Friday, May 14, 2010

Reading and Responding


Evidently, I have become the source of a blog posting and my concern was and still remains one of trying to understand how we read. We all approach texts, I'd argue, with a certain series of expectations, prejudices, experiences, readings, etc., and these will necessarily influence how we read. This was my point and continues to be a point of interest (incidentally one I brought up when I asked for a Proustian reading of Freud instead of a Freudian reading of Proust -- I was inverting).

At any rate, I'm currently reading Proust and Emotion: The Importance of Affect in À la recherche du temps perdu (2003) by Inge Crosman Wimmers. In this book, she puts forward the notion of "motivated reader" which I think is yet another interesting "reader" or "reading position" to consider:

The motivated reader I have in mind is open to new ways of being in the world (Proust, Ricoeur) and is not confined to a set of an 'interpretive community' (Fish), to the conventions of the 'competent reader' (Culler), or to psychological determinism (Holland). It is a reader who is sensitive to textual and intertextual strategies, to response-inviting aspects of the fictional world, and to structures of exchange between the world of the text and the world of the reader, all of which the Proustian narrator encourages by initiating readers through the various kinds of metaphoric narration I discuss and through models of how to read literature, art, and music. (14-15)
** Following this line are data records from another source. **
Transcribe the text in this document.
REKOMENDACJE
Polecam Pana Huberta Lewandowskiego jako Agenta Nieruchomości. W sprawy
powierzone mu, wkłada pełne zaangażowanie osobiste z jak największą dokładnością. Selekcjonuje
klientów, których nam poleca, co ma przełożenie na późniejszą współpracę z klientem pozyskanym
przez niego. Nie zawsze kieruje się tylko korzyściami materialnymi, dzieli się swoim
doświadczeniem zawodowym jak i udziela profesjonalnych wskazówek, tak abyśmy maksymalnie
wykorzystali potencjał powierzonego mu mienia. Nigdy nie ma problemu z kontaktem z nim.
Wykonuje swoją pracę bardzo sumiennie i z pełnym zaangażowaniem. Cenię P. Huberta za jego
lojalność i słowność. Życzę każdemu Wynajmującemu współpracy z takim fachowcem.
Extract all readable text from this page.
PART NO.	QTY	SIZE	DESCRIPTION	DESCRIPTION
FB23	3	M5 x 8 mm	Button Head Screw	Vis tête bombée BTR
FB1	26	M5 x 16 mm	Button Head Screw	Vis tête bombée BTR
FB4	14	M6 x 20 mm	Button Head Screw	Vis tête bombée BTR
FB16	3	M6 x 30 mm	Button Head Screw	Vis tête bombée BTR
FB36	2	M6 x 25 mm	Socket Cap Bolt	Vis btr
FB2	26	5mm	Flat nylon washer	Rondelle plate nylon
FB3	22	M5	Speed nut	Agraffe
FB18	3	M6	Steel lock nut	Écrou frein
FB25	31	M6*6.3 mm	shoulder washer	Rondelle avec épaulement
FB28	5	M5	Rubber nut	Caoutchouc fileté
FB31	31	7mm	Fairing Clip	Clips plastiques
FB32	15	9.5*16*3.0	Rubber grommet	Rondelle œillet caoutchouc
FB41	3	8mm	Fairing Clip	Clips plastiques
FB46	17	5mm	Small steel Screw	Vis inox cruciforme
And to continue, and perhaps of particular importance for Natalie's reading praxis, Wimmers writes:

In an essay entitled 'Journées de lecture,' Proust first presents some of the most important ideas on reading that will be incorporated in À la recherche du temps perdu, as, for instance, the following observation that reading gives us insight into the deepest recesses of our soul: "[L]a lecture est pour nous l'incitatrice dont les clefs magnifiques nous ouvrent au fond de nous-même la porte des demeures où nous n'aurions pas su pénétrer" (180). Reading thus inspires us to probe deeper because, so the argument goes, "par une loi singulière et d'ailleurs providentielle de l'optique des esprits (loi que signifie peut-être que nous ne pouvons recevoir la vérité de personne, et que nous devons la créer nous-mêmes), ce qui es le terme de leur sagesse ne nous apparaît que comme le commencement de la nôtre" (177). It is quite evident from these and similar observations that a motivated reader is at the very centre of Proust's aesthetics. He encourages us not only to descend into ourselves and to be introspective, but to reach out and discover new worlds. (15)

Indeed, to return to Natalie's question of "did we ever think of reading [In Search of Lost Time]?" my response is something of a diversion: did we ever think of reading Proust's own theory of reading when we approach his texts? Of course, we are ultimately asking -- and necessarily so -- about whether the authority of the text resides in the text or in the author while still trying to negotiate the sovereignty of the reader. I don't know if the solution to reading Proust is to read only the novel precisely because the complexity of Proust demands what Jonathan Culler refers to as a 'competent reader' and in many ways we also have to be open to 'new ways of being in the world' as Ricoeur would have it, but to Wimmer's notion of the 'motivated reader,' we might, also, want to incorporate the 'joyous reader' and the 'pleasure of the text.' To close, I think Natalie's question is an important one and our discussion about it was interesting precisely because it revealed how different similar approaches can be and how two readers reading the same text will almost always depart from differing starting points.

J.A.

1 comment:

  1. A colleague writes the following to me:

    "We all approach texts, I'd argue, with a certain series of expectations, prejudices, experiences, readings, etc., and these will necessarily influence how we read."

    I concur with this sentiment, including the gist of the argument that reading is in many ways a "praxis," which suggests that reading is a scientific pursuit. I recall reading in Barthes's "From Work to Text" that the shift from a book to a text is Einsteinian; it marked a revolutionary shift in how we read, much like Einstein's theories changed the way scientists did science. The position of the reader partly determines what will be seen -- "seen" is a loaded term, meaning, to reader-response theorists like Louise Rosenblatt, understanding and appropriation: "An intense response to a work will have its roots in capacities and experiences already present in the personality and mind of the reader" (Literature as Exploration 41). What one "sees" is relative to one's position -- a viewpoint that inevitably includes a reader's history and values, the "raw materials" out of which we shape meaning (25). The reader "awakens" some potential meaning that is latent in the text and that the text makes possible; again, to quote Rosenblatt, the "reader and the text are essential to the transactional process of making meaning" (27). Texts come to life, in other words, when a reader (his history, experiences etc) becomes involved in them. Iser speaks to the issue of how readers see different things in a given text, employing a metaphor from astronomy -- each "stargazer" will see different images in the same constellation. This "shift" in reading is necessarily modernist, because the role of the observer (much like the scientist) presides over meaning.